"Dear God, I really need a good night's rest. Please keep little mister here in your arms tonight." Just to be woke up not even 5 minutes after? - now granted that was weeks ago. Exact opposite of what I want.
Then there is last night, "Dear God please keep little miss sleeping in her bed tonight. I don't want to share my bed, or have to get up. I am exhausted from the day and just need a good night's rest. In Jesus name, Amen." To hear the crying start and have to get up. At least I was not asleep yet. However, after this incident she did stay in bed all night and didn't wake up until 7:30. So, that was an answered prayer.
Wonder what God is trying to teach me here.
As I ponder on that let me tell you this ... I have started a new bible study. Joyce Meyer, "Battlefield Mind". I have the same wonderful leader as the Beth Moore Esther study. I am hoping that our group gels as nicely as our last one did. This is a very ecclectic group of women I am excited to see what God can do for us.

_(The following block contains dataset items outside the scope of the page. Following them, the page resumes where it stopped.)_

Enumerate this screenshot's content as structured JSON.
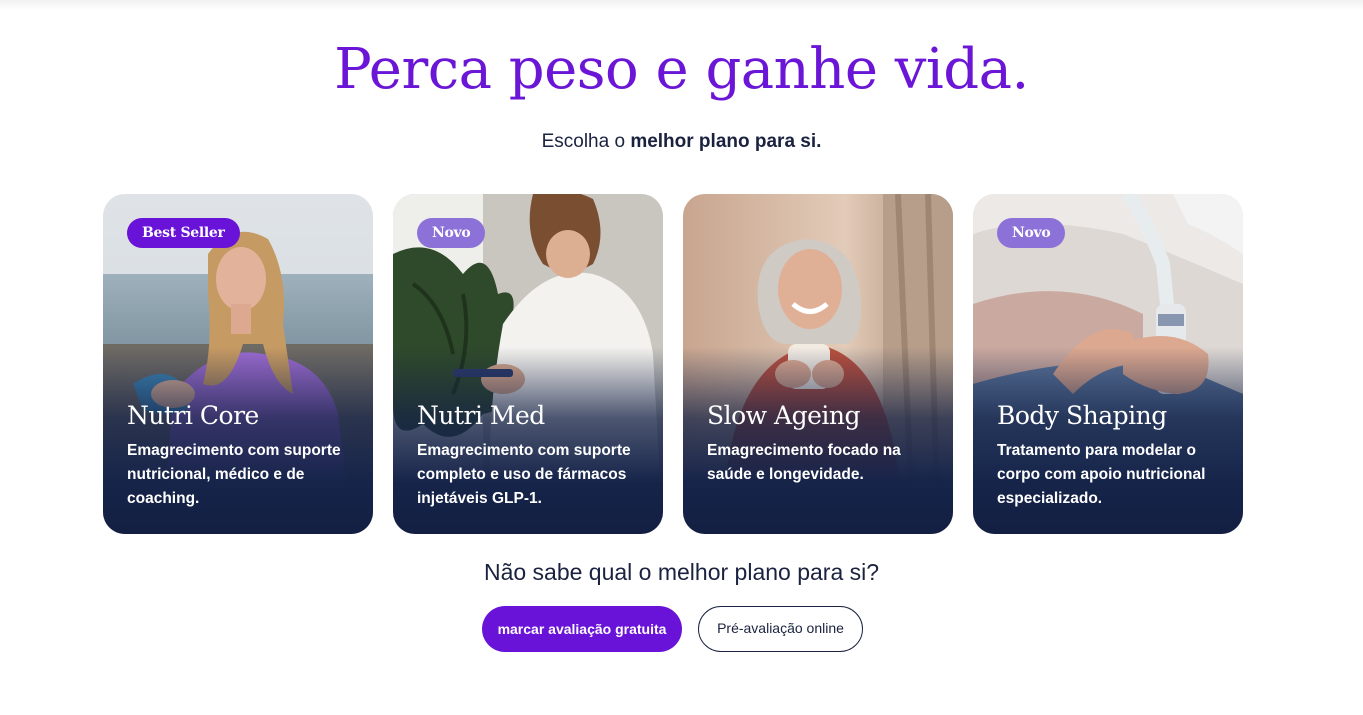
{
  "hero": {
    "title": "Perca peso e ganhe vida.",
    "subtitle_prefix": "Escolha o ",
    "subtitle_bold": "melhor plano para si."
  },
  "cards": [
    {
      "badge": "Best Seller",
      "title": "Nutri Core",
      "description": "Emagrecimento com suporte nutricional, médico e de coaching."
    },
    {
      "badge": "Novo",
      "title": "Nutri Med",
      "description": "Emagrecimento com suporte completo e uso de fármacos injetáveis GLP-1."
    },
    {
      "badge": "",
      "title": "Slow Ageing",
      "description": "Emagrecimento focado na saúde e longevidade."
    },
    {
      "badge": "Novo",
      "title": "Body Shaping",
      "description": "Tratamento para modelar o corpo com apoio nutricional especializado."
    }
  ],
  "cta": {
    "question": "Não sabe qual o melhor plano para si?",
    "primary_label": "marcar avaliação gratuita",
    "secondary_label": "Pré-avaliação online"
  },
  "colors": {
    "brand_purple": "#6a13d8",
    "badge_light_purple": "#8c72d8",
    "navy": "#1a2240",
    "card_overlay": "#16244a"
  }
}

We have been into the study for 3 weeks. I know I am sorry I should have shared sooner, but I have been going through some stuff and just haven't been all that active on the writing side of things.
I have read this book before, I was at a very different point in my life. I was dating Hubs. We were going headstrong in an Amway business. We didn't have kids. I was a "new" Christian. So this time around, I am at a very different point in my life. I figured the book will speak to me very differently now than it did then.
So I am reading along and I am early on in chapter 1. She writes, "Get to know Jesus. Get to know the Holy Spirit. Let him help you."
I need to let you in on something here. I have been a Christian for 7-8 years now and reading the bible has always been a hard, hard thing for me. So my understand of the bible and my knowing of Jesus has kind of come third party. My information would not be admissable in a court of law because most of it comes from someone else. Now those sources are usually pretty credible - Joyce Meyer, Joel Osteen, our pastors and then other Christians - maybe not as credible, but definitly smarter than me. When I say smarter I really just mean more knowledgeable.
So after reading that, I wrote (yep coming right from my journal): Yeah, but how do you get to know him? You can't just say, "Jesus, so ... tell me about yourself." I felt it bubble up from my soul and softly heard, "that is why you need to study the bible. to get to know me. it's all right there. every answer you seek."
So I don't know what God is really trying to work out in me right now, I do know this ... God loves me and no matter whatn I am going through all things are going to work together for our good. I can do all things through Christ because he gives me strength. The more I get to know him, through my own study - as weak as it might be sometimes - and through the knowledge he has given the people he has put in my life. I know he has a plan for us and nothing is going to stop us.